Send out the link to the data quality profiling results at least a day before the review session so that everyone has a chance to do reasonability checks. Distribute a checklist of generic data quality pointers. The checklist will direct attention to key fields like primary keys and fields required by the business reports. This will also help ensure a consistent approach to the effort.
Witnessing the groupthink in these sessions is fascinating. Each participant comes to the meeting with a unique point of view on the project inputs and outputs. The data profiling results are parsed to answer questions, generating new questions. A quick exploration back into the source system provides some immediate answers. The data mappings and business requirements are validated. New business rules are proposed on the spot to solve observed issues. The roundtable discussion can be rich and fruitful. This is one forum where the whole is certainly greater than the sum of the parts.

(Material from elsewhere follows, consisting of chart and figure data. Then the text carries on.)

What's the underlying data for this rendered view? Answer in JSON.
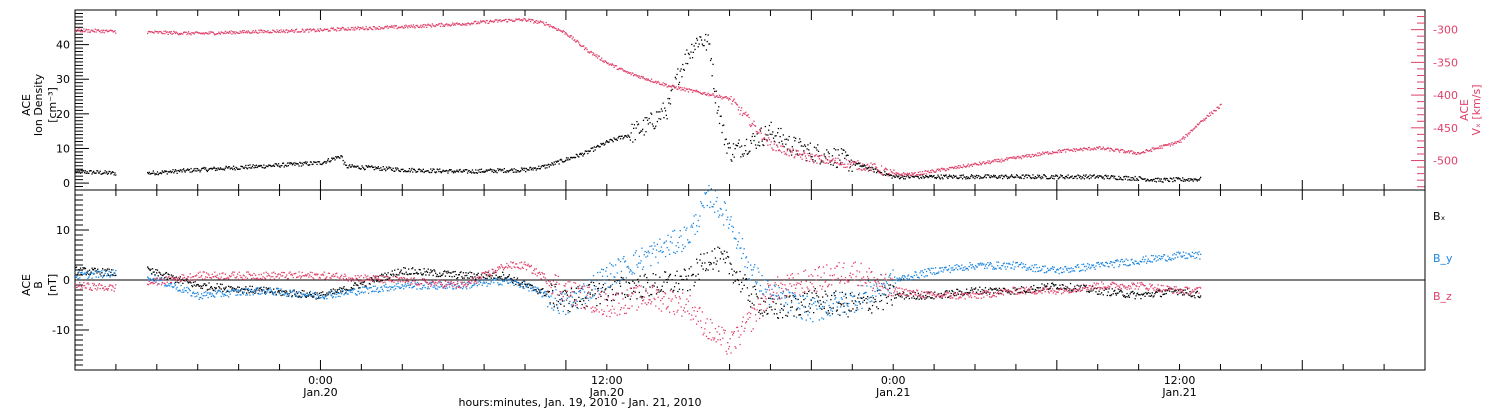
{
  "chart_data": [
    {
      "type": "scatter",
      "ylabel_left_lines": [
        "ACE",
        "Ion Density",
        "[cm⁻³]"
      ],
      "ylabel_right_lines": [
        "ACE",
        "Vₓ [km/s]"
      ],
      "xlim_hours": [
        0,
        66
      ],
      "ylim_left": [
        -2,
        50
      ],
      "ylim_right": [
        -545,
        -270
      ],
      "yticks_left": [
        "0",
        "10",
        "20",
        "30",
        "40"
      ],
      "yticks_left_values": [
        0,
        10,
        20,
        30,
        40
      ],
      "yticks_right": [
        "-300",
        "-350",
        "-400",
        "-450",
        "-500"
      ],
      "yticks_right_values": [
        -300,
        -350,
        -400,
        -450,
        -500
      ],
      "series": [
        {
          "axis": "left",
          "color": "#000000",
          "points": [
            [
              0,
              3.5
            ],
            [
              2,
              3
            ],
            [
              3,
              null
            ],
            [
              3.5,
              3
            ],
            [
              6,
              4
            ],
            [
              9,
              5
            ],
            [
              12,
              6
            ],
            [
              13,
              8
            ],
            [
              13.2,
              5
            ],
            [
              16,
              4
            ],
            [
              19,
              3.5
            ],
            [
              22,
              4
            ],
            [
              23,
              5
            ],
            [
              24,
              7
            ],
            [
              25,
              9
            ],
            [
              26,
              12
            ],
            [
              27,
              14
            ],
            [
              28,
              17
            ],
            [
              29,
              22
            ],
            [
              29.5,
              32
            ],
            [
              30,
              38
            ],
            [
              30.5,
              42
            ],
            [
              31,
              40
            ],
            [
              31.3,
              25
            ],
            [
              31.7,
              14
            ],
            [
              32,
              9
            ],
            [
              33,
              12
            ],
            [
              34,
              15
            ],
            [
              35,
              11
            ],
            [
              36,
              9
            ],
            [
              37,
              8
            ],
            [
              38,
              6
            ],
            [
              39,
              4
            ],
            [
              40,
              2
            ],
            [
              42,
              2
            ],
            [
              46,
              2
            ],
            [
              50,
              2
            ],
            [
              52,
              1.5
            ],
            [
              53,
              1
            ],
            [
              55,
              1.3
            ]
          ]
        },
        {
          "axis": "right",
          "color": "#e0406a",
          "points": [
            [
              0,
              -300
            ],
            [
              2,
              -302
            ],
            [
              3,
              null
            ],
            [
              3.5,
              -303
            ],
            [
              6,
              -305
            ],
            [
              9,
              -302
            ],
            [
              12,
              -300
            ],
            [
              13,
              -298
            ],
            [
              16,
              -295
            ],
            [
              19,
              -290
            ],
            [
              21,
              -285
            ],
            [
              22,
              -284
            ],
            [
              23,
              -290
            ],
            [
              24,
              -305
            ],
            [
              25,
              -330
            ],
            [
              26,
              -350
            ],
            [
              27,
              -365
            ],
            [
              28,
              -375
            ],
            [
              29,
              -385
            ],
            [
              30,
              -392
            ],
            [
              31,
              -398
            ],
            [
              32,
              -405
            ],
            [
              33,
              -440
            ],
            [
              34,
              -475
            ],
            [
              35,
              -488
            ],
            [
              36,
              -495
            ],
            [
              37,
              -500
            ],
            [
              38,
              -505
            ],
            [
              39,
              -510
            ],
            [
              40,
              -520
            ],
            [
              41,
              -520
            ],
            [
              42,
              -515
            ],
            [
              44,
              -505
            ],
            [
              46,
              -495
            ],
            [
              48,
              -485
            ],
            [
              50,
              -480
            ],
            [
              52,
              -488
            ],
            [
              54,
              -470
            ],
            [
              55,
              -440
            ],
            [
              56,
              -415
            ]
          ]
        }
      ]
    },
    {
      "type": "scatter",
      "ylabel_lines": [
        "ACE",
        "B",
        "[nT]"
      ],
      "xlim_hours": [
        0,
        66
      ],
      "ylim": [
        -18,
        18
      ],
      "yticks": [
        "10",
        "0",
        "-10"
      ],
      "yticks_values": [
        10,
        0,
        -10
      ],
      "series": [
        {
          "name": "Bₓ",
          "color": "#000000",
          "points": [
            [
              0,
              2
            ],
            [
              2,
              1.5
            ],
            [
              3,
              null
            ],
            [
              3.5,
              2
            ],
            [
              6,
              -1
            ],
            [
              9,
              -2
            ],
            [
              12,
              -3
            ],
            [
              13,
              -2
            ],
            [
              16,
              2
            ],
            [
              19,
              1
            ],
            [
              21,
              1
            ],
            [
              22,
              -1
            ],
            [
              24,
              -4
            ],
            [
              26,
              -2
            ],
            [
              28,
              -1
            ],
            [
              30,
              0
            ],
            [
              31,
              5
            ],
            [
              32,
              3
            ],
            [
              33,
              -3
            ],
            [
              34,
              -6
            ],
            [
              36,
              -4
            ],
            [
              38,
              -5
            ],
            [
              40,
              -3
            ],
            [
              42,
              -3
            ],
            [
              44,
              -2
            ],
            [
              46,
              -2
            ],
            [
              48,
              -1
            ],
            [
              50,
              -2
            ],
            [
              52,
              -3
            ],
            [
              54,
              -2
            ],
            [
              55,
              -3
            ]
          ]
        },
        {
          "name": "B_y",
          "color": "#1a86e0",
          "points": [
            [
              0,
              1
            ],
            [
              2,
              1.5
            ],
            [
              3,
              null
            ],
            [
              3.5,
              1
            ],
            [
              6,
              -3
            ],
            [
              9,
              -2
            ],
            [
              12,
              -3
            ],
            [
              16,
              -1
            ],
            [
              19,
              -1
            ],
            [
              21,
              0
            ],
            [
              22,
              -1
            ],
            [
              24,
              -5
            ],
            [
              26,
              1
            ],
            [
              28,
              5
            ],
            [
              30,
              9
            ],
            [
              31,
              17
            ],
            [
              32,
              12
            ],
            [
              33,
              2
            ],
            [
              34,
              -3
            ],
            [
              36,
              -6
            ],
            [
              38,
              -4
            ],
            [
              40,
              0
            ],
            [
              42,
              2
            ],
            [
              44,
              3
            ],
            [
              46,
              3
            ],
            [
              48,
              2
            ],
            [
              50,
              3
            ],
            [
              52,
              4
            ],
            [
              54,
              5
            ],
            [
              55,
              5
            ]
          ]
        },
        {
          "name": "B_z",
          "color": "#e0406a",
          "points": [
            [
              0,
              -1
            ],
            [
              2,
              -1.5
            ],
            [
              3,
              null
            ],
            [
              3.5,
              -0.5
            ],
            [
              6,
              1
            ],
            [
              9,
              1
            ],
            [
              12,
              1
            ],
            [
              16,
              0
            ],
            [
              19,
              -1
            ],
            [
              21,
              3
            ],
            [
              22,
              3
            ],
            [
              24,
              -2
            ],
            [
              26,
              -5
            ],
            [
              28,
              -3
            ],
            [
              30,
              -5
            ],
            [
              31,
              -10
            ],
            [
              32,
              -13
            ],
            [
              33,
              -8
            ],
            [
              34,
              -2
            ],
            [
              36,
              0
            ],
            [
              38,
              2
            ],
            [
              40,
              -2
            ],
            [
              42,
              -3
            ],
            [
              44,
              -3
            ],
            [
              46,
              -2
            ],
            [
              48,
              -2
            ],
            [
              50,
              -1
            ],
            [
              52,
              -1
            ],
            [
              54,
              -2
            ],
            [
              55,
              -2
            ]
          ]
        }
      ],
      "legend": [
        "Bₓ",
        "B_y",
        "B_z"
      ]
    }
  ],
  "x_axis": {
    "ticks": [
      {
        "hour": 12,
        "time": "0:00",
        "date": "Jan.20"
      },
      {
        "hour": 26,
        "time": "12:00",
        "date": "Jan.20"
      },
      {
        "hour": 40,
        "time": "0:00",
        "date": "Jan.21"
      },
      {
        "hour": 54,
        "time": "12:00",
        "date": "Jan.21"
      }
    ],
    "label": "hours:minutes, Jan. 19, 2010 - Jan. 21, 2010"
  },
  "colors": {
    "black": "#000000",
    "red": "#e0406a",
    "blue": "#1a86e0"
  }
}
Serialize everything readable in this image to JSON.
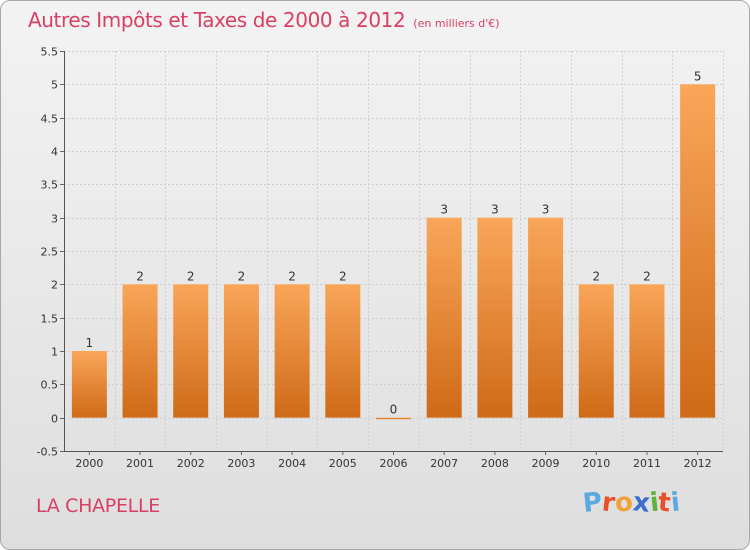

Automated data profiling has become so effortless that we need to consider checking data quality at many points in the development lifecycle – during source analysis, when source data is landed, and after business rules are applied. The data profiling exercise need not be limited to single files or tables. Many profiling tools have inter-table profiling capabilities that can help validate referential integrity and find orphan keys.
Analysts should be analyzing data profiling output, not writing and running endless queries. The delivery team reaches a new level of collaboration when the tools and processes to enable data profiling are part of the team mindset.